Claim: "We like the way (the polls are) going. It's going pretty rapidly toward zero. … Negatives do work. Although people regardless of age say they don't like negative ads, they can work."

FACT: True. Negatives do work. O'Malley's campaign has been flooding the airwaves with negative ads about Ehrlich's leadership. The polls may have been tighter when Ehrlich answered this question, but The Baltimore Sun's latest survey, released on Sunday, showed that O'Malley has expanded his lead to 14 points.

Claim: "I'm certainly not going to put up with (race baiting) from the guy who supervised the mass arrests of a lot of innocent people in Baltimore city."

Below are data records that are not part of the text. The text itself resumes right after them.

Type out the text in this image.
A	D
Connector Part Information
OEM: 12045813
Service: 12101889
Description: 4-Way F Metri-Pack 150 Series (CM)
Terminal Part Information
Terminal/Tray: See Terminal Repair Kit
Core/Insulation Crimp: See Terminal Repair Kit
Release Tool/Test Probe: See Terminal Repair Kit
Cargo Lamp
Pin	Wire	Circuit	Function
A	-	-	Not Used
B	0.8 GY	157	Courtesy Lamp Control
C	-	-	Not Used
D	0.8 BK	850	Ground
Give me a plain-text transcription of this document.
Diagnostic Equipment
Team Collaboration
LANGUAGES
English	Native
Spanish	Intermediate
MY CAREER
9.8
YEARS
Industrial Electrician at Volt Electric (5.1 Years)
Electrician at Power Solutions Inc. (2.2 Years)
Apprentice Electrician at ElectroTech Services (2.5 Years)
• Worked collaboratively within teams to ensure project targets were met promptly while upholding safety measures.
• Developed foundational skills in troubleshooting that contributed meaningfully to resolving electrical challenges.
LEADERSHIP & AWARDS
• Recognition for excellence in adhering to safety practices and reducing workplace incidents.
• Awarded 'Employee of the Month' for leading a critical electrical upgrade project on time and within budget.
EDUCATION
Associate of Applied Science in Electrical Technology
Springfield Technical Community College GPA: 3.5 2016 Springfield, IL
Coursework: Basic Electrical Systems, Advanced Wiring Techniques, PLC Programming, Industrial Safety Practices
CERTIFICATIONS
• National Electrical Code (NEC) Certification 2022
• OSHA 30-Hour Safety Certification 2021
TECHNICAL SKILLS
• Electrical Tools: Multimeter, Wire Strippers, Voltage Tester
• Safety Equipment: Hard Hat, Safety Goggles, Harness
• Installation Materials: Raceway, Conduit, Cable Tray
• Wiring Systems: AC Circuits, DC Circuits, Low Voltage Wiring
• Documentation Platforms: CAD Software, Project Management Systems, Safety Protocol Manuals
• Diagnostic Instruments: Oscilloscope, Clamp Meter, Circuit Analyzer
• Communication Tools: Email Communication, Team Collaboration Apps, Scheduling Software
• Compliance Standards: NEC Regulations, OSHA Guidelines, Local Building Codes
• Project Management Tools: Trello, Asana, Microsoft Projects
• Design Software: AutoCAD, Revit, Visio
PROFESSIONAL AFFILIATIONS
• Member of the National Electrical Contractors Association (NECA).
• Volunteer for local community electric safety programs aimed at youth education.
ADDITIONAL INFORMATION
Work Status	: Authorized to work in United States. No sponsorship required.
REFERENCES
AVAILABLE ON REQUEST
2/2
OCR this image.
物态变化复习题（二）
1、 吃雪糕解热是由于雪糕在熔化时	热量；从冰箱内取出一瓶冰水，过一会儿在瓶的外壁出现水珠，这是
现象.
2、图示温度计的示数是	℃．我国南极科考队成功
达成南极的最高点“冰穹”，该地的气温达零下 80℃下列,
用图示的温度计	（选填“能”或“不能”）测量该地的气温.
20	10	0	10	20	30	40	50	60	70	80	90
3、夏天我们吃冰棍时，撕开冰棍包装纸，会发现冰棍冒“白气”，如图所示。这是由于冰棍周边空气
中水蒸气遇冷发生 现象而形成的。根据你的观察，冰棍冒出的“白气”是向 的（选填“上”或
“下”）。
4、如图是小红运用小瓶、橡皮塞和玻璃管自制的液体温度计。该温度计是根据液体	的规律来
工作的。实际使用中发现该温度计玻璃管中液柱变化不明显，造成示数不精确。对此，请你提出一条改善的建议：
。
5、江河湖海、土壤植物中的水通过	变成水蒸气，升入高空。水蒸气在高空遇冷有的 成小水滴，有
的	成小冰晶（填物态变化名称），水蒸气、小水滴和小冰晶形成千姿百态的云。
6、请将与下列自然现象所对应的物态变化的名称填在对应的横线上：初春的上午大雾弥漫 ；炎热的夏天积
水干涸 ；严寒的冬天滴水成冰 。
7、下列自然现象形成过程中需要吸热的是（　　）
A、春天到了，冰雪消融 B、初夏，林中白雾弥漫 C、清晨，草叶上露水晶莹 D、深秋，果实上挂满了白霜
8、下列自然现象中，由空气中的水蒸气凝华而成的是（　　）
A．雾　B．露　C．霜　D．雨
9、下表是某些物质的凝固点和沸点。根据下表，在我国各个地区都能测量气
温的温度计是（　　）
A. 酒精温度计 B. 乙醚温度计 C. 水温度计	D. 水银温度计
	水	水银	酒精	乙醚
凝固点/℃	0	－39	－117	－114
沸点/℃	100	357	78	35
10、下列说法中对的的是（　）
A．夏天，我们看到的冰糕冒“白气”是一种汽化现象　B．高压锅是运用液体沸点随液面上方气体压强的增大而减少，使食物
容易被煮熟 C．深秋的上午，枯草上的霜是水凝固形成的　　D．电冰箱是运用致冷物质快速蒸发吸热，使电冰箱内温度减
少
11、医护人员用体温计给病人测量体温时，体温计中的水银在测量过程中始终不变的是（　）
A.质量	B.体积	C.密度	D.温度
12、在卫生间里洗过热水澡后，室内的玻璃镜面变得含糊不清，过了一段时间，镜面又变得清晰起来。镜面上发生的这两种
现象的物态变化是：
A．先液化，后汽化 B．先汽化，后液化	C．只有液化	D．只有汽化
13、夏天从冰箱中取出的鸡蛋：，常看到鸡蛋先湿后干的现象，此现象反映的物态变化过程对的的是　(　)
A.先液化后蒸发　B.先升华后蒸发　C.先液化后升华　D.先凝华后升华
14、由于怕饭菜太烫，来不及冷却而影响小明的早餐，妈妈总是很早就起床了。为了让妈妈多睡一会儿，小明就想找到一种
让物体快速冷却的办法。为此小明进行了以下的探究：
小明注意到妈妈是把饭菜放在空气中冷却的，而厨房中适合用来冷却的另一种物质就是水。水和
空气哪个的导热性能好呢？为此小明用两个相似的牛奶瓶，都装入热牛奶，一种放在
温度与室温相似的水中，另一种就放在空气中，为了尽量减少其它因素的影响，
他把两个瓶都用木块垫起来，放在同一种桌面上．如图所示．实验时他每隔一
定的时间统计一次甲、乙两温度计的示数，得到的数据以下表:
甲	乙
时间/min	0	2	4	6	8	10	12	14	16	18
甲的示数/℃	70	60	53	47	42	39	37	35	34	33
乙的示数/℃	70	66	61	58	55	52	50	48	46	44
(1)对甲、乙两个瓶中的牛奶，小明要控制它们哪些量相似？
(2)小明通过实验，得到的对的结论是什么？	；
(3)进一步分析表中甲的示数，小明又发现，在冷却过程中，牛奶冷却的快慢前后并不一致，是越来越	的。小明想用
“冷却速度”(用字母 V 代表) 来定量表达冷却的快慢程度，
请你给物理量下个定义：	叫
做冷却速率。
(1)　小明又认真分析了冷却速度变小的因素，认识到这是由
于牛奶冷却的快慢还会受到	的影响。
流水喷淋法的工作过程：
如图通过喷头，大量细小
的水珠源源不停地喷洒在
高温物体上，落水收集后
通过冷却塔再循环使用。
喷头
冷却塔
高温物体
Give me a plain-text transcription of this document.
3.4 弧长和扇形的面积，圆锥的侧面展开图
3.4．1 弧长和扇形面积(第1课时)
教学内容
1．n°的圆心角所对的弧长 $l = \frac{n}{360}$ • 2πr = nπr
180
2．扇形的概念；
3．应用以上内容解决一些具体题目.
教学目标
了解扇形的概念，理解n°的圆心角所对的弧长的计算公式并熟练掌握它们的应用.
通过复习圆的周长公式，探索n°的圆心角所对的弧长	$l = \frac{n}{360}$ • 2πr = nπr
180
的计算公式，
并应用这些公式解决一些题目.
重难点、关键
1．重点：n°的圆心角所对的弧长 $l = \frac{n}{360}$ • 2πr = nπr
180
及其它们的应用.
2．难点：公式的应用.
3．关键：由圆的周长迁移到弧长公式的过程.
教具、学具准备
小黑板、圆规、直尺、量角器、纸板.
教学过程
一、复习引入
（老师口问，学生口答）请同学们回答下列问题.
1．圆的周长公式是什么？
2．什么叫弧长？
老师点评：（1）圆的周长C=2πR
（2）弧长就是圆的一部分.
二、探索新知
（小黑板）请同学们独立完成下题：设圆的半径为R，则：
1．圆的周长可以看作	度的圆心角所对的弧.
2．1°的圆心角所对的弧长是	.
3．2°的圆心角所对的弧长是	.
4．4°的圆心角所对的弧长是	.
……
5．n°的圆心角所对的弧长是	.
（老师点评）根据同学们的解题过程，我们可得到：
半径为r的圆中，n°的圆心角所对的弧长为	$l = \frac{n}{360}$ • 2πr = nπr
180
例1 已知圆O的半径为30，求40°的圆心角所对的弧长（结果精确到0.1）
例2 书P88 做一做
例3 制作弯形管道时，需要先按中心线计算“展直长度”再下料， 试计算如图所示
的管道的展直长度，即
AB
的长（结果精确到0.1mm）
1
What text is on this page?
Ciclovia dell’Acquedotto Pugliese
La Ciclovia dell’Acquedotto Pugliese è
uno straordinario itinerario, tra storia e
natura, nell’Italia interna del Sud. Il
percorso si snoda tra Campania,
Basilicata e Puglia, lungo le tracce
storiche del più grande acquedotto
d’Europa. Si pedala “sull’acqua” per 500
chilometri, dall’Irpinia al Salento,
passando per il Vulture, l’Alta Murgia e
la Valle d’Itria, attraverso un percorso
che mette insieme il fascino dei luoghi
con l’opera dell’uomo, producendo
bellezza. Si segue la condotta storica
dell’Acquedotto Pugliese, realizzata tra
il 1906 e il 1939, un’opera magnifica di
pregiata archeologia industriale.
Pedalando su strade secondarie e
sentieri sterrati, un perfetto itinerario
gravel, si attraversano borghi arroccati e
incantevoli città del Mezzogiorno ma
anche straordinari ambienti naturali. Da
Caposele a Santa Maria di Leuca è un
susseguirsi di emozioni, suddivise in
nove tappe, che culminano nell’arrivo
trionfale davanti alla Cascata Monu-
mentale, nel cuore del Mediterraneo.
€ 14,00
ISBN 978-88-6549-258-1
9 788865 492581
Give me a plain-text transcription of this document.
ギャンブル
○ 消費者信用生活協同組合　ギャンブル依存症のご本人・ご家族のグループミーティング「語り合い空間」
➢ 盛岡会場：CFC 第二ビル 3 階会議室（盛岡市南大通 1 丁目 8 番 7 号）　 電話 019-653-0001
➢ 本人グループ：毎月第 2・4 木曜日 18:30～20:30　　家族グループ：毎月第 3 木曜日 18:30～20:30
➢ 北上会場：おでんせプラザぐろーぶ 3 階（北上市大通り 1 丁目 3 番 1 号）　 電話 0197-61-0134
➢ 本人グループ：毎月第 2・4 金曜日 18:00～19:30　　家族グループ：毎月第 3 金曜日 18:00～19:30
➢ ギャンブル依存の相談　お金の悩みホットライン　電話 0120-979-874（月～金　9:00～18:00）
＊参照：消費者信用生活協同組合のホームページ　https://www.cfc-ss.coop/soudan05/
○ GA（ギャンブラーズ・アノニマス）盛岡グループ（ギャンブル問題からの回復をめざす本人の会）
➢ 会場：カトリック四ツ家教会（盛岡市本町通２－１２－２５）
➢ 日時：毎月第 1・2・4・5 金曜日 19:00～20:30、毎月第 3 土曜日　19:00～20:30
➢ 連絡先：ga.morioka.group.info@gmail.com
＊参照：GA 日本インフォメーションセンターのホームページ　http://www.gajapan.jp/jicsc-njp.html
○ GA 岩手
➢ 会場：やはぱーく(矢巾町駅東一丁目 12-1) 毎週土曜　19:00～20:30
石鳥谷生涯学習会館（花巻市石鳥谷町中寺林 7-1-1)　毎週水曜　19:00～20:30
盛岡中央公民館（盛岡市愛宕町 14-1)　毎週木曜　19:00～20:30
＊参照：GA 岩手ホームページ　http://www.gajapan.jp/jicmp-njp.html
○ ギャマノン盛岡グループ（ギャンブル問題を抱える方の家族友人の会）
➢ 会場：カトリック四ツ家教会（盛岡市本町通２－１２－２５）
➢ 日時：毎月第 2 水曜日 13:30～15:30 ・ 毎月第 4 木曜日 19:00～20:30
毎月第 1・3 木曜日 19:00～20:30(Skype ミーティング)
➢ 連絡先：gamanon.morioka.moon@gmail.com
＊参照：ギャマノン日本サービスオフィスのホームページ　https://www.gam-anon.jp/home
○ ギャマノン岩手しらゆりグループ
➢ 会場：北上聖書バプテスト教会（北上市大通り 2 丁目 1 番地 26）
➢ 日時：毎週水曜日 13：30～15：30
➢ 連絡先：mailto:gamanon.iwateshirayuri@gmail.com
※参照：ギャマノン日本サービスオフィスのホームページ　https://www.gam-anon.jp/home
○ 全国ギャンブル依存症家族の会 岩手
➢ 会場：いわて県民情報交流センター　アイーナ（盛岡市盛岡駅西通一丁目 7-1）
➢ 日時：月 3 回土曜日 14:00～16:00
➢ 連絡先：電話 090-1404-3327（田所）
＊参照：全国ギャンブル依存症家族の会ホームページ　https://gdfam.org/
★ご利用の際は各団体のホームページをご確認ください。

FACT: True, regarding the mass arrests. When O'Malley was mayor of Baltimore his police department implemented zero-tolerance policing practices that led to the arrests of thousands who were never charged with crimes. The ACLU and the NAACP sued and won a settlement of $870,000 for practices that the city abandoned after O'Malley became governor. O'Malley's response: stricter law enforcement measures ushered in a decade of rapidly declining crime in Baltimore between the time he took office in December 1999 and left two terms later.

Whether O'Malley has been "race baiting" in the campaign is open to interpretation. Washington Examiner Columnist Gregory Kane, a longtime conservative observer of O'Malley, said the governor has played the race card in this year's election when the governor said this about Ehrlich: "I'm tired of people putting down the achievements of poor children and children of color." O'Malley went on to accuse Ehrlich of talking "in very coded language about the kids who aren't succeeding."

Kane wrote that O'Malley's comments were meant to "pander to black voters, specifically in Prince George's County and (his) home base in Baltimore.

But Kane and Ehrlich seem to be the only ones who took offense to O'Malley's comments.

Claim: "Last time, it was, people could not wait to vote against the war and Republicans. This time I think people are going to vote for jobs."  

FACT: True. The war did drive Democrats to turn out in the 2008 election that ushered in a Democratic sweep with the victory of President Obama and a Democratically-controlled Congress. The sluggish economy, however, appears to be the main reason why incumbent Democrats are expected to see big losses on Nov. 2.